Dendritic integration and synaptic plasticity in the MSO

MSO 中的树突整合和突触可塑性

• 批准号: 7417604
• 负责人: Nace L Golding
• 金额: $ 31.22万
• 依托单位: UNIVERSITY OF TEXAS AT AUSTIN
• 依托单位国家: 美国
• 财政年份: 2004
• 资助国家: 美国
• 起止时间: 2004-07-01 至 2011-05-31
• 项目状态: 已结题
• 来源: https://reporter.nih.gov/project-details/7417604
• 关键词: Action Potentials; Address; Auditory; Auditory system; Axon; Behavioral; Brain; Brain Stem; Calcium; Cells; Communication; Communication impairment; Condition; Cues; Dendrites; Development; Ear; Face; Figs - dietary; Fire - disasters; Goals; Head; Hearing; Human; Image; In Vitro; Ion Channel; Label; Learning; Link; Localized; Location; Long-Term Potentiation; Mammals; Measures; Medial; Modeling; Neuraxis; Neurobiology; Neurons; Olives - dietary; Pattern; Physiology; Plastics; Play; Positioning Attribute; Process; Property; Regulation; Relative (related person); Research; Role; Shapes; Signal Transduction; Simulate; Slice; Sodium Channel; Somatic Cell; Sound Localization; Speech; Stimulus; Structure; Synapses; Synaptic Potentials; Synaptic plasticity; Techniques; Testing; Time; Whole-Cell Recordings; auditory pathway; base; density; electrical property; millisecond; neuronal cell body; patch clamp; postsynaptic; relating to nervous system; research study; response; size; sound; sound frequency; voltage; voltage clamp; voltage gated channel

DESCRIPTION (provided by applicant): Time-varying features of sound are critical cues that humans and other mammals use to not only understand speech and other communication signals, but to localize sounds as well.
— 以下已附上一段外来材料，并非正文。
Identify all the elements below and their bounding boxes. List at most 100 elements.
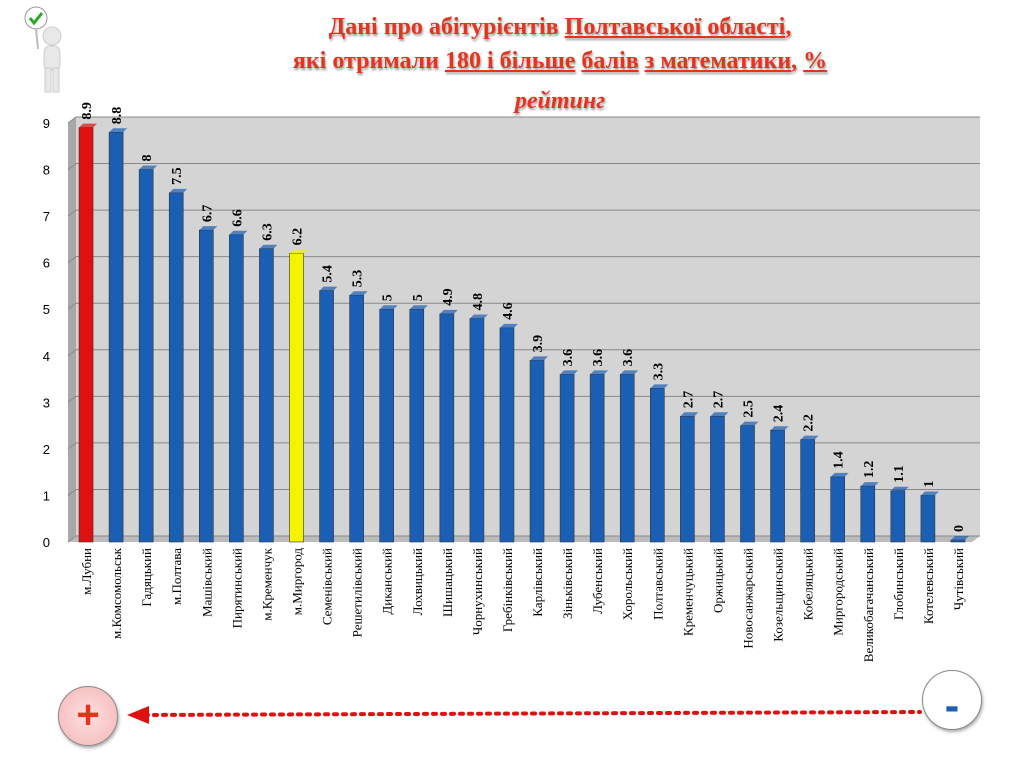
x-tick-label: Полтавський [650,548,665,620]
gridline [67,209,980,217]
bar-top [169,188,188,193]
bar [740,425,755,543]
y-tick-label: 2 [43,442,50,457]
gridline [67,488,980,496]
bar-top [139,165,158,170]
bar-top [379,305,398,310]
value-label: 5.3 [351,270,366,288]
x-tick-label: м.Кременчук [259,547,274,620]
x-tick-label: м.Лубни [79,548,94,595]
x-tick-label: Оржицький [710,548,725,613]
x-tick-label: Кобеляцький [801,548,816,620]
bar-top [469,314,488,319]
value-label: 2.7 [681,391,696,409]
value-label: 3.9 [531,335,546,353]
value-label: 6.7 [200,205,215,223]
plot-side-wall [68,117,76,542]
y-tick-label: 3 [43,395,50,410]
x-tick-label: Зіньківський [560,548,575,619]
x-tick-label: Лохвицький [410,548,425,615]
x-tick-label: Гребінківський [500,548,515,632]
bar [349,294,364,543]
bar [199,229,214,543]
x-tick-label: Миргородський [831,548,846,636]
y-tick-label: 0 [43,535,50,550]
x-tick-label: Гадяцький [139,548,154,607]
bar [920,495,936,543]
bar [168,192,184,543]
bar [229,234,244,543]
bar [589,374,605,543]
bar [710,415,725,543]
value-label: 1 [922,480,937,487]
value-label: 1.4 [832,451,847,469]
value-label: 5 [381,294,396,301]
bar-top [950,536,969,540]
value-label: 3.6 [591,349,606,367]
x-tick-label: Лубенський [590,548,605,614]
gridline [67,442,980,450]
bar [289,253,304,543]
value-label: 8.9 [80,102,95,120]
value-label: 1.1 [892,465,907,483]
x-tick-label: м.Комсомольськ [109,547,124,639]
bar-top [349,291,368,296]
bar [890,490,906,543]
x-tick-label: Шишацький [440,548,455,617]
bar-top [830,472,849,477]
bar-top [259,244,278,249]
gridline [67,163,980,170]
y-tick-label: 5 [43,302,50,317]
minus-button: - [922,670,982,730]
gridline [67,395,980,403]
bar [529,360,545,543]
bar [409,308,425,543]
bar-top [740,421,759,426]
gridline [67,116,980,124]
person-checkmark-icon [22,4,72,94]
bar [439,313,455,543]
x-tick-label: Пирятинський [229,548,244,628]
bar-top [560,370,579,375]
value-label: 3.6 [561,349,576,367]
value-label: 1.2 [862,461,877,479]
bar [800,439,815,543]
bar [379,308,395,543]
y-tick-label: 8 [43,163,50,178]
bar [860,485,876,543]
x-tick-label: Новосанжарський [741,548,756,649]
bar [259,248,274,543]
gridline [67,302,980,310]
bar [499,327,515,543]
plus-button: + [58,686,118,746]
bar-top [409,305,428,310]
bar-top [620,370,639,375]
bar-top [109,128,128,133]
value-label: 4.8 [471,293,486,311]
bar [559,374,575,543]
x-tick-label: Котелевський [921,548,936,624]
bar-chart: 0 1 2 3 4 5 6 7 8 9 8.9 м.Лубни 8.8 м.Комсомольськ 8 Га… [43,102,980,662]
gridline [67,535,980,543]
bar-top [319,286,338,291]
bar-top [530,356,549,361]
bar [469,318,485,543]
x-tick-label: м.Полтава [169,548,184,605]
y-tick-label: 1 [43,488,50,503]
value-label: 2.4 [772,405,787,423]
bar-top [590,370,609,375]
x-tick-label: Хорольський [620,548,635,620]
value-label: 8.8 [110,107,125,125]
value-label: 2.7 [711,391,726,409]
value-label: 4.6 [501,302,516,320]
bar-top [680,412,699,417]
y-tick-label: 6 [43,256,50,271]
x-tick-label: Карлівський [530,548,545,617]
bar [649,388,665,543]
bar-top [860,482,879,487]
x-tick-label: Решетилівський [350,548,365,637]
bar-top [199,226,218,231]
bar-top [439,309,458,314]
chart-title: Дані про абітурієнтів Полтавської област… [292,14,828,74]
x-tick-label: Великобагачанський [861,548,876,662]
The long-term goal of this research is to understand the factors that shape the physiology and development of the auditory circuits underlying these functions. This information is critical not only for understanding the neurobiological basis of human hearing, but also for the development of behavioral strategies that address communication disorders of the central nervous system. This proposal focuses on the medial superior olive (MSO), a major ascending auditory pathway in the brainstem that conveys information about the temporal structure and location of low-frequency sounds. The projecting neurons of the MSO detect the sub millisecond temporal disparities in the arrival of sounds to the two ears, and transmit these cues to higher auditory centers. Within each MSO neuron, the decision whether or not to signal depends on the integration of synaptic inputs in the dendrites, the narrow, branched structures that receive the majority of synaptic input. Despite the pivotal position of the dendrites in processing binaural information, their function remains uninvestigated, due to the technical difficulty of recording electrical activity directly from these small structures. The present study will combine dendritic patch-clamp recordings with calcium imaging in brain slices to examine for the first time dendritic integration in a central auditory neuron. First, experiments will test the hypothesis that voltage-gated channels shape the responses of MSO principal neurons to sub threshold synaptic activity as well as the initiation and propagation of action potentials. Second, we will explore the hypothesis that the strength of synaptic connections to MSO neurons is plastic during development, and regulated by the intrinsic ion channels in the neuron. Finally, experiments will pursue the hypothesis that intracellular calcium influx is the cellular mechanism that links the activity of intrinsic voltage- and ligandgated channels with subsequent changes in synaptic strength. These changes in synaptic strength likely underlie the formation of behaviorally appropriate connections during development, and might represent a form of auditory learning at a low level of the central auditory system.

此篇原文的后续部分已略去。